Google has done something else that sets the best companies apart: it earned its customers’ trust. Google regularly ranks among the world’s most respected corporate brands. All companies endlessly talk about achieving brand status, but few attain it. They fail because they often confuse brand with name recognition; they don’t recognize that brand is a synonym for trust, which is not something that can be purchased with a rich marketing budget. Most consumers trust the information in the New York Times, the Think Differentness of Apple, the taste of Coca Cola, the safety of a Volvo, the bargain prices at Wal-Mart or Southwest Airlines. If we think of the Internet as a copying machine that produces free information, as one of the founders of Wired magazine, Kevin Kelly, wrote on his blog, then “how does one make money selling free copies?” Kelly’s answer: “When copies are free, you need to sell things which cannot be copied.” The first of these, he said, was “trust,” which is not duplicable. “Trust must be earned, over time.”

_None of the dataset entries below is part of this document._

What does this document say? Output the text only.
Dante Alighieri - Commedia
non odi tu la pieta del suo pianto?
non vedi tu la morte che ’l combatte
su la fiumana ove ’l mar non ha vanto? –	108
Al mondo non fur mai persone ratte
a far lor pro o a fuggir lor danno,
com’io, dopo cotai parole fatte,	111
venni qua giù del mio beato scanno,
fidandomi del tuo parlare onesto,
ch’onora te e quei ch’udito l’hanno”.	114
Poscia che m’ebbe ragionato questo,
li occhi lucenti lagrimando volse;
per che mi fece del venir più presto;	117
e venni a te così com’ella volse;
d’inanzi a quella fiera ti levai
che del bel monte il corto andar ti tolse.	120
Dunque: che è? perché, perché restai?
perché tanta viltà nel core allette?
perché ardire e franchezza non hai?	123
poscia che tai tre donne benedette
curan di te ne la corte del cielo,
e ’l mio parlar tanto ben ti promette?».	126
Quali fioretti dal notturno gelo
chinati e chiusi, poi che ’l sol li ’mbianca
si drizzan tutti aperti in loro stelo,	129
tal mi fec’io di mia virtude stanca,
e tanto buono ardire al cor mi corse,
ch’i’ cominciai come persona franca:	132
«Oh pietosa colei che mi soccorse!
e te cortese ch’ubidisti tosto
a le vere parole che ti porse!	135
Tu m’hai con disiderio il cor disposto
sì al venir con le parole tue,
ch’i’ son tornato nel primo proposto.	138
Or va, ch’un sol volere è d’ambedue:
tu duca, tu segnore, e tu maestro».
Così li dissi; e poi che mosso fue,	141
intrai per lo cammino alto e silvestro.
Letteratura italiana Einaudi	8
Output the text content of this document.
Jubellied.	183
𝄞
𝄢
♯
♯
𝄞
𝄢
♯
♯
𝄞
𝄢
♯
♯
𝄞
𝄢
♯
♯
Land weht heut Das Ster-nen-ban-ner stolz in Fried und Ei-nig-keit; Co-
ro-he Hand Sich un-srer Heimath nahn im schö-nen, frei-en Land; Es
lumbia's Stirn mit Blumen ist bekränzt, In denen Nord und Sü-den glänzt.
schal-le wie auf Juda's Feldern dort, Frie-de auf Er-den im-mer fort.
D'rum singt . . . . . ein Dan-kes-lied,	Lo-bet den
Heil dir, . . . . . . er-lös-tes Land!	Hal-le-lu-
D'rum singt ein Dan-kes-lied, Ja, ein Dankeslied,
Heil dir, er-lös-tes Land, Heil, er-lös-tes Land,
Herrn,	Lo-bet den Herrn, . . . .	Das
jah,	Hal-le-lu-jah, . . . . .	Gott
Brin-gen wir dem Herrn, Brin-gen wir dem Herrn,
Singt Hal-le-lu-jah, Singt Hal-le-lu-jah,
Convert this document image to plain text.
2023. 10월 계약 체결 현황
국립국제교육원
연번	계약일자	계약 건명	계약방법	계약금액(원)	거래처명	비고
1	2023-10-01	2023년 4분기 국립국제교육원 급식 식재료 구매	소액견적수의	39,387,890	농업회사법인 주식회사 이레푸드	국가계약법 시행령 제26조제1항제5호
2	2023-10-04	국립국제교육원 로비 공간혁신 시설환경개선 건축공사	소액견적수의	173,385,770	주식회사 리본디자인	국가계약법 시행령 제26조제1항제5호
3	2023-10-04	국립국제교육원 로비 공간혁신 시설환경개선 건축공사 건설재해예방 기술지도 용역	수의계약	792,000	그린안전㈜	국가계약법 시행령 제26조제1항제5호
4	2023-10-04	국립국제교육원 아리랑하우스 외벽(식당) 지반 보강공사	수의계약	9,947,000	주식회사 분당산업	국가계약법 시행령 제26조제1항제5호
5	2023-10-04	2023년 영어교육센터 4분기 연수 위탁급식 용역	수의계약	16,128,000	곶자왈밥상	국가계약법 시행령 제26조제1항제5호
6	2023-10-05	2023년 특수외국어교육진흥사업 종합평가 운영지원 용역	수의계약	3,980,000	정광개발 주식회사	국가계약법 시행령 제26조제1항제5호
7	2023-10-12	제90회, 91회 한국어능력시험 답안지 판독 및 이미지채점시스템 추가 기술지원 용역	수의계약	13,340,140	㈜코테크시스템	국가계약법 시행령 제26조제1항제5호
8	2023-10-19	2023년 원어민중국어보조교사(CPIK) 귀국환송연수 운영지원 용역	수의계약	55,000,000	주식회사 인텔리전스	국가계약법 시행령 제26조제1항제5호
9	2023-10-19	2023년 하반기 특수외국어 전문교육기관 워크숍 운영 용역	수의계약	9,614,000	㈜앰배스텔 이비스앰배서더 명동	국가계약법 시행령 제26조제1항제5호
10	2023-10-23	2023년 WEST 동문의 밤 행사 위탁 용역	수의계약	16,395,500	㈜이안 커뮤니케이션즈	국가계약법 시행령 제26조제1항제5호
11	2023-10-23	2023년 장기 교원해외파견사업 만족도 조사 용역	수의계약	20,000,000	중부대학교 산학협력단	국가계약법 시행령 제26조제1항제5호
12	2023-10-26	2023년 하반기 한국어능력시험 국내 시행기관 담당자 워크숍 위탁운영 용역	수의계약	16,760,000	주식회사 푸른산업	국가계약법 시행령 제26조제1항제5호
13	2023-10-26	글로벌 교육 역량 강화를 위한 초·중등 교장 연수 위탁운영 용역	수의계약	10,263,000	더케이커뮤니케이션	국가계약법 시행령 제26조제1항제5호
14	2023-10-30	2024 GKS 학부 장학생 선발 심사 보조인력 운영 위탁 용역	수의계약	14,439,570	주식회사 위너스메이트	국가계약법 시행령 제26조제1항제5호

That trust is founded, in part, on a feeling that a company both serves noble ends and yields wealth for its shareholders. Recall the “Letter from the Founders” that was part of Google’s 2004 IPO, in which Page and Brin declared, “Google is not a conventional company. We do not intend to become one.” They said they would focus on users, not investors, and that they’d be concerned not with “quarterly market expectations” or paying dividends but rather with protecting Google’s “core values.” In a Q amp;A published as part of Google’s prospectus, Brin said the company’s aim was “greater than simply growing itself as large as it can be. I believe large, successful corporations… have an obligation to apply some of those resources to at least try to solve or ameloriate a number of the world’s problems and ultimately to make the world a better place.” They would try to serve, as Eric Schmidt said, as “a moral force.” The combination of free services, coupled with principled stances like its refusal to allow advertisers to rent space on its home page, or its insistence on a customer service that communicates to users that Google wants to get them to their destination quickly and without trapping them, have helped convince consumers that these goals were genuine. When the tsunami struck Southeast Asia in December 2004, Google made a billboard on its home page to alert searchers to the various international relief efforts they might assist. In 2008, Google Flu Trends began tapping the company’s database to predict flu incidents well ahead of the health warnings issued by the Centers for Disease Control. “Who would have thought,” said Steven Rattner, then managing partner of the venture capital firm Quadrangle, “that a bunch of computer geeks would turn out to be the best marketers of the twenty-first century?” Little wonder, then, that Google in 2009, as in prior years, was again ranked by Fortune as one of the “World’s 50 Most Admired Companies.”